Thursday, May 9, 2013

New emerging strain of H7N9


Avian Influenza A (H7N9)


Avian Influenza A (H7N9) is a subgroup of influenza viruses that normally circulate among birds. There are many strains of H7N9. Despite the fact that this virus does not normally infect human, human infection with H7N9 continues to be reported in China. To date, there are a total of 131 confirmed cases of avian influenza A (H7N9) in China (8 May 2013). There are 32 fatalities, 55 patients are hospitalized and 44 patients have been discharged.  Eight provinces in China are affected (Anhui, Fujian, Henan, Hunan, Jiangsu, Jiangxi, Shandong and Zhejiang).


Case definition:

Confirmed Case: A patient with novel influenza A (H7N9) virus infection that is confirmed by CDC’s Influenza Laboratory or a CDC certified public health laboratory using methods agreed upon by CDC and CSTE.1

Probable Case: A patient with illness compatible with influenza for whom laboratory diagnostic testing is positive for influenza A, negative for H1, negative for H1pdm09, and negative for H3 by real-time reverse transcriptase polymerase chain reaction (RT-PCR), and therefore unsubtypeable.

Case Under Investigation: A patient with illness compatible with influenza meeting either of the following exposure criteria and for whom laboratory confirmation is not known or pending, or for whom test results do not provide a sufficient level of detail to confirm novel influenza A virus infection.

   A patient who has had recent contact (within ≤ 10 days of illness onset) with a confirmed or probable case of infection with novel influenza A (H7N9) virus.
OR

   A patient who has had recent travel (within ≤ 10 days of illness onset) to a country where human cases of novel influenza A (H7N9) virus have recently been detected or where novel influenza A (H7N9) viruses are known to be circulating in animals.

Transmission:

At the moment, there is no person-person transmission reported but many people infected with H7N9 are reported to have contact with poultry. People can get infected when they touch an infected bird or contaminated environment and then touch their eyes, nose or mouth. Virus can be found in huge amount in birds’ dropping and mucus.

Symptoms:

Symptoms include fever, cough and shortness of breath. The disease may progress to severe pneumonia, acute respiratory distress syndrome, septic shock, multi-organ failure and death.

Diagnostic tool:

Currently, the only test available to detect H7N9 is real-time Reverse Transcriptase Polymerase Chain Reaction (rRT-PCT).
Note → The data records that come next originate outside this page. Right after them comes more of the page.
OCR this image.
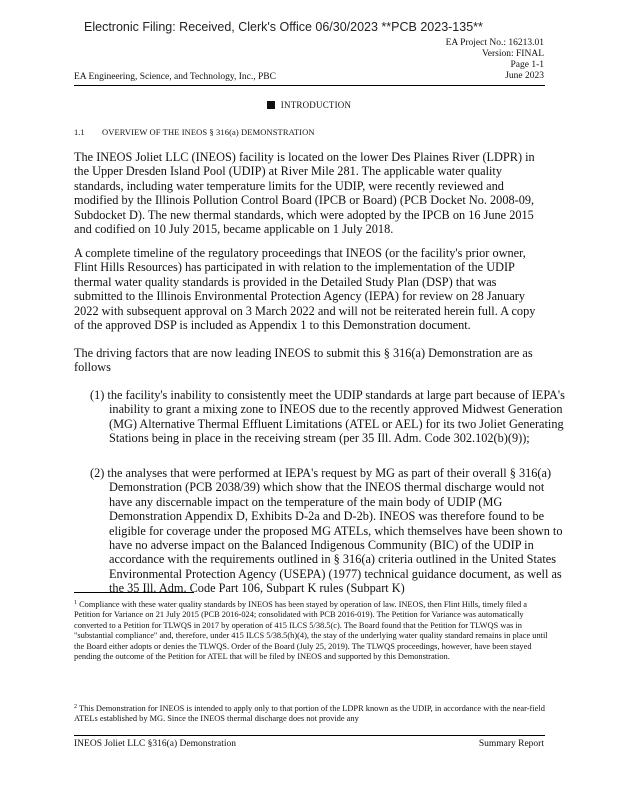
Electronic Filing: Received, Clerk's Office 06/30/2023 **PCB 2023-135**
EA Project No.: 16213.01
Version: FINAL
Page 1-1
June 2023
EA Engineering, Science, and Technology, Inc., PBC
INTRODUCTION
1.1 OVERVIEW OF THE INEOS § 316(a) DEMONSTRATION
The INEOS Joliet LLC (INEOS) facility is located on the lower Des Plaines River (LDPR) in the Upper Dresden Island Pool (UDIP) at River Mile 281. The applicable water quality standards, including water temperature limits for the UDIP, were recently reviewed and modified by the Illinois Pollution Control Board (IPCB or Board) (PCB Docket No. 2008-09, Subdocket D). The new thermal standards, which were adopted by the IPCB on 16 June 2015 and codified on 10 July 2015, became applicable on 1 July 2018.
A complete timeline of the regulatory proceedings that INEOS (or the facility's prior owner, Flint Hills Resources) has participated in with relation to the implementation of the UDIP thermal water quality standards is provided in the Detailed Study Plan (DSP) that was submitted to the Illinois Environmental Protection Agency (IEPA) for review on 28 January 2022 with subsequent approval on 3 March 2022 and will not be reiterated herein full. A copy of the approved DSP is included as Appendix 1 to this Demonstration document.
The driving factors that are now leading INEOS to submit this § 316(a) Demonstration are as follows
(1) the facility's inability to consistently meet the UDIP standards at large part because of IEPA's inability to grant a mixing zone to INEOS due to the recently approved Midwest Generation (MG) Alternative Thermal Effluent Limitations (ATEL or AEL) for its two Joliet Generating Stations being in place in the receiving stream (per 35 Ill. Adm. Code 302.102(b)(9));
(2) the analyses that were performed at IEPA's request by MG as part of their overall § 316(a) Demonstration (PCB 2038/39) which show that the INEOS thermal discharge would not have any discernable impact on the temperature of the main body of UDIP (MG Demonstration Appendix D, Exhibits D-2a and D-2b). INEOS was therefore found to be eligible for coverage under the proposed MG ATELs, which themselves have been shown to have no adverse impact on the Balanced Indigenous Community (BIC) of the UDIP in accordance with the requirements outlined in § 316(a) criteria outlined in the United States Environmental Protection Agency (USEPA) (1977) technical guidance document, as well as the 35 Ill. Adm. Code Part 106, Subpart K rules (Subpart K)
$^1$ Compliance with these water quality standards by INEOS has been stayed by operation of law. INEOS, then Flint Hills, timely filed a Petition for Variance on 21 July 2015 (PCB 2016-024; consolidated with PCB 2016-019). The Petition for Variance was automatically converted to a Petition for TLWQS in 2017 by operation of 415 ILCS 5/38.5(c). The Board found that the Petition for TLWQS was in "substantial compliance" and, therefore, under 415 ILCS 5/38.5(h)(4), the stay of the underlying water quality standard remains in place until the Board either adopts or denies the TLWQS. Order of the Board (July 25, 2019). The TLWQS proceedings, however, have been stayed pending the outcome of the Petition for ATEL that will be filed by INEOS and supported by this Demonstration.
$^2$ This Demonstration for INEOS is intended to apply only to that portion of the LDPR known as the UDIP, in accordance with the near-field ATELs established by MG. Since the INEOS thermal discharge does not provide any
INEOS Joliet LLC §316(a) Demonstration	Summary Report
Samples from respiratory tract (eg: nose, throat, lung) are taken and brought to public health lab. The results typically ready within 4 hours.

Treatment:

Basically, there was no early data available for the early use of neuraminidase inhibitor in those who are infected with H7N9. Lab testing with functional assay indicates that H7N9 is susceptible with neuraminidase inhibitor but resistant to adamantanes (eg: amantadine, rimantadine).  The clinical benefit is greatest when it is administered early (within 48 hours) but the drug must be given as soon as possible for those who are indicated even though the onset of disease has been more than 48 hours.  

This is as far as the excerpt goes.